Desengane-se porém quem achar que esta fuga ao formato e estruturas mais clássicas, já ouvidas e repetidas até à exaustão, possa servir como crítica ao hip-hop mais dominante ou à música pop mais comercial. “Não fiz isto por estar farto do mainstream ou por não querer ser mainstream. Não é muito por aí. Não estou preocupado se alguém faz música ‘para bater’, o fundo é o ganha pão dele e eu respeito. Se ninguém censura um gajo que venda a alma a ir trabalhar para o Continente…”, exemplifica. Porque é que com o ofício artístico a censura teria de ser maior? “Era mais: eu posso, tenho espaço e possibilidade de experimentar fazer isto, experimentar fazer outras coisas. Então vou experimentar e fazer. Não estou aqui a reivindicar nada”.
Perguntamos-lhe o que quer dizer quando diz que “pode” e tem “espaço” para não trabalhar de acordo com determinadas regras e modelos, ele responde: “Não sei… até agora não vivo da música. Também não vendo nada ilícito, para o caso de alguém se estar a perguntar. Simplesmente: não tenho problema em trabalhar.

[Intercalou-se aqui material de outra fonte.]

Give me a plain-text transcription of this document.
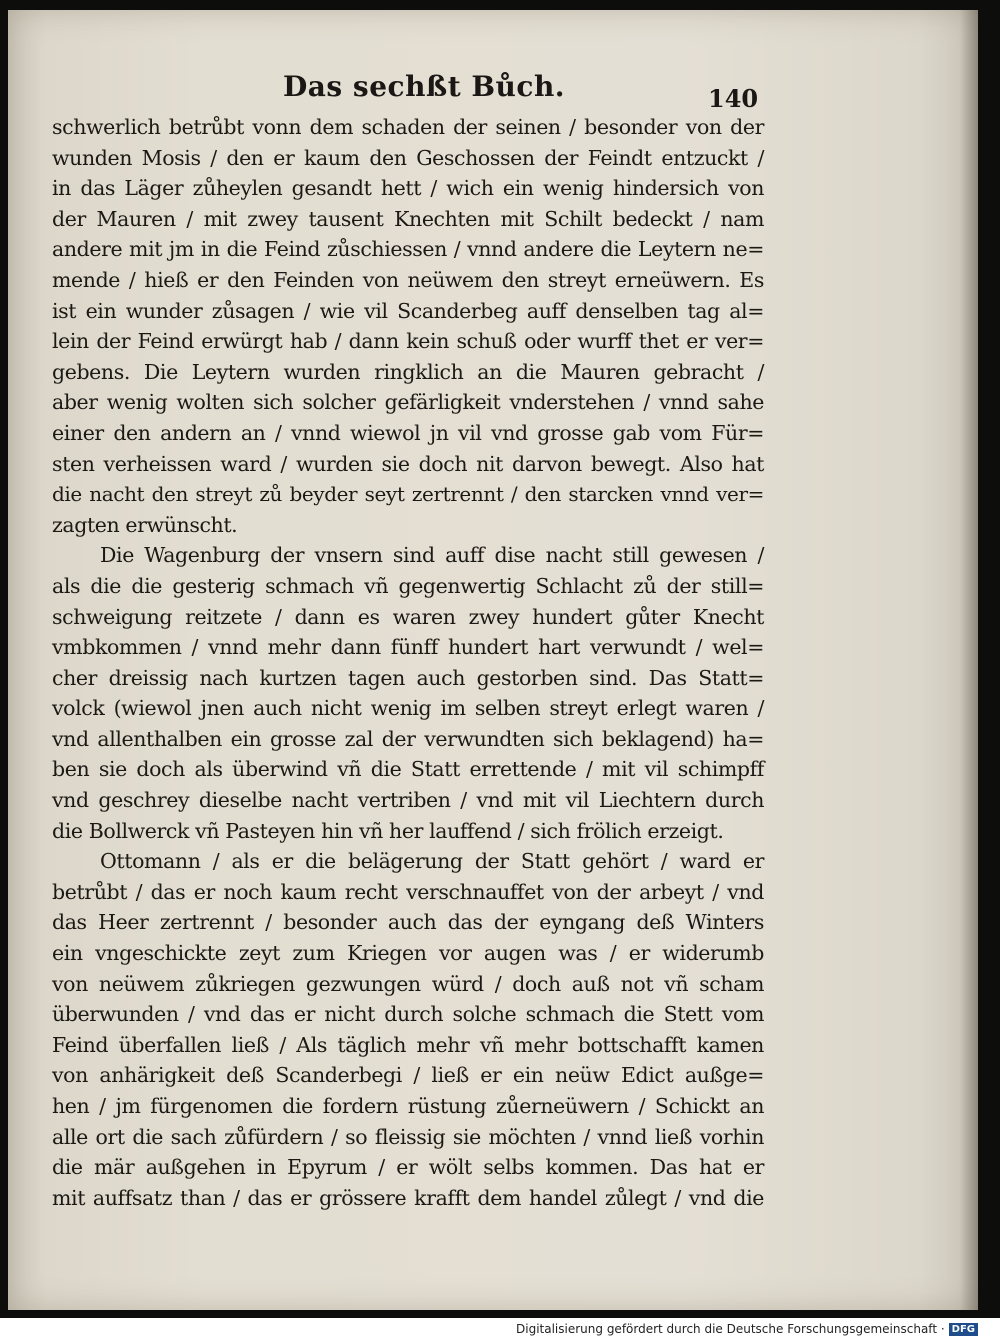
Das sechßt Bůch.	140
schwerlich betrůbt vonn dem schaden der seinen / besonder von der
wunden Mosis / den er kaum den Geschossen der Feindt entzuckt /
in das Läger zůheylen gesandt hett / wich ein wenig hindersich von
der Mauren / mit zwey tausent Knechten mit Schilt bedeckt / nam
andere mit jm in die Feind zůschiessen / vnnd andere die Leytern ne=
mende / hieß er den Feinden von neüwem den streyt erneüwern. Es
ist ein wunder zůsagen / wie vil Scanderbeg auff denselben tag al=
lein der Feind erwürgt hab / dann kein schuß oder wurff thet er ver=
gebens. Die Leytern wurden ringklich an die Mauren gebracht /
aber wenig wolten sich solcher gefärligkeit vnderstehen / vnnd sahe
einer den andern an / vnnd wiewol jn vil vnd grosse gab vom Für=
sten verheissen ward / wurden sie doch nit darvon bewegt. Also hat
die nacht den streyt zů beyder seyt zertrennt / den starcken vnnd ver=
zagten erwünscht.
Die Wagenburg der vnsern sind auff dise nacht still gewesen /
als die die gesterig schmach vñ gegenwertig Schlacht zů der still=
schweigung reitzete / dann es waren zwey hundert gůter Knecht
vmbkommen / vnnd mehr dann fünff hundert hart verwundt / wel=
cher dreissig nach kurtzen tagen auch gestorben sind. Das Statt=
volck (wiewol jnen auch nicht wenig im selben streyt erlegt waren /
vnd allenthalben ein grosse zal der verwundten sich beklagend) ha=
ben sie doch als überwind vñ die Statt errettende / mit vil schimpff
vnd geschrey dieselbe nacht vertriben / vnd mit vil Liechtern durch
die Bollwerck vñ Pasteyen hin vñ her lauffend / sich frölich erzeigt.
Ottomann / als er die belägerung der Statt gehört / ward er
betrůbt / das er noch kaum recht verschnauffet von der arbeyt / vnd
das Heer zertrennt / besonder auch das der eyngang deß Winters
ein vngeschickte zeyt zum Kriegen vor augen was / er widerumb
von neüwem zůkriegen gezwungen würd / doch auß not vñ scham
überwunden / vnd das er nicht durch solche schmach die Stett vom
Feind überfallen ließ / Als täglich mehr vñ mehr bottschafft kamen
von anhärigkeit deß Scanderbegi / ließ er ein neüw Edict außge=
hen / jm fürgenomen die fordern rüstung zůerneüwern / Schickt an
alle ort die sach zůfürdern / so fleissig sie möchten / vnnd ließ vorhin
die mär außgehen in Epyrum / er wölt selbs kommen. Das hat er
mit auffsatz than / das er grössere krafft dem handel zůlegt / vnd die
Digitalisierung gefördert durch die Deutsche Forschungsgemeinschaft · DFG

E posso… posso no sentido que quero”. Até ver, a aposta foi certeira, até porque é com este projeto musical distinto, a que não é possível encontrar grande paralelo, que está a ganhar mais notoriedade — mais até do que quando fazia rap mais clássico, com o grupo de que fazia parte.
Foi, assim, com este álbum que se revelou, um compêndio de explorações detalhadas e pensadas ao pormenor, em que o canto, as rimas e a batida ecoam muita coisa e até contradições, como as de qualquer humano: revolta e amor, dor e sensualidade, injustiça e orgulho, reclamação identitária e defesa do meio de que se provém mas também desencanto com o que ele implica. E ainda o ressentimento com as desigualdades sociais e raciais, bem expressas no tema que encerra o álbum, “Verde 2”:
Se tu és verde
eu não sei bem qual é a tua cor
(…)
Mas porque é que te relacionas melhor com o branco
E porque é que para ele tu és um encanto?
(…)
Mas os brancos é que são verdes
Eles é que têm verdes
Fazem de tudo por verdes
Matam por verdes
Quero verdes, verdes (…)
Minha cabeça…
Levaram-me o cérebro sem minha licença,
consumiram-me a vida com publicidades e merdas.
Quem sou eu, humano sem oportunidades, sem verde?
Meia Riba Kalxa parece quase um álbum coletivo de que Tristany é veículo e protagonista, mas não personagem única. Algumas conversas mais existenciais e espirituais que se ouvem no disco percebem-se melhor quando ele diz que lhe foi dada a “responsabilidade” e legitimidade para documentar o que viu em redor enquanto crescia, o que pode isso significar, as dores que pode isso provocar e os sonhos e as reflexões provocadas. Fá-lo com argúcia, sem lugares comuns na instrumentação e nas palavras que se ouvem ao longo de um álbum que pode ser colocada na prateleira digital (pelo menos até sair, se sair, em formato físico) ao lado de outros grandes trabalhos deste ano, como KRIOLA de Dino D’Santiago e Não Fales Nela que a Mentes de Nídia.
Quanto ao futuro, não deixa grandes promessas: só que vêm aí mais singles do disco acompanhados por vídeos, que as pessoas “podem estar preparadas para nunca saber realmente o que é que eu vou lançar” e que haverá um concerto de inauguração até ao final do ano, “se calhar mais para o final”. De resto, o que vier é ganho.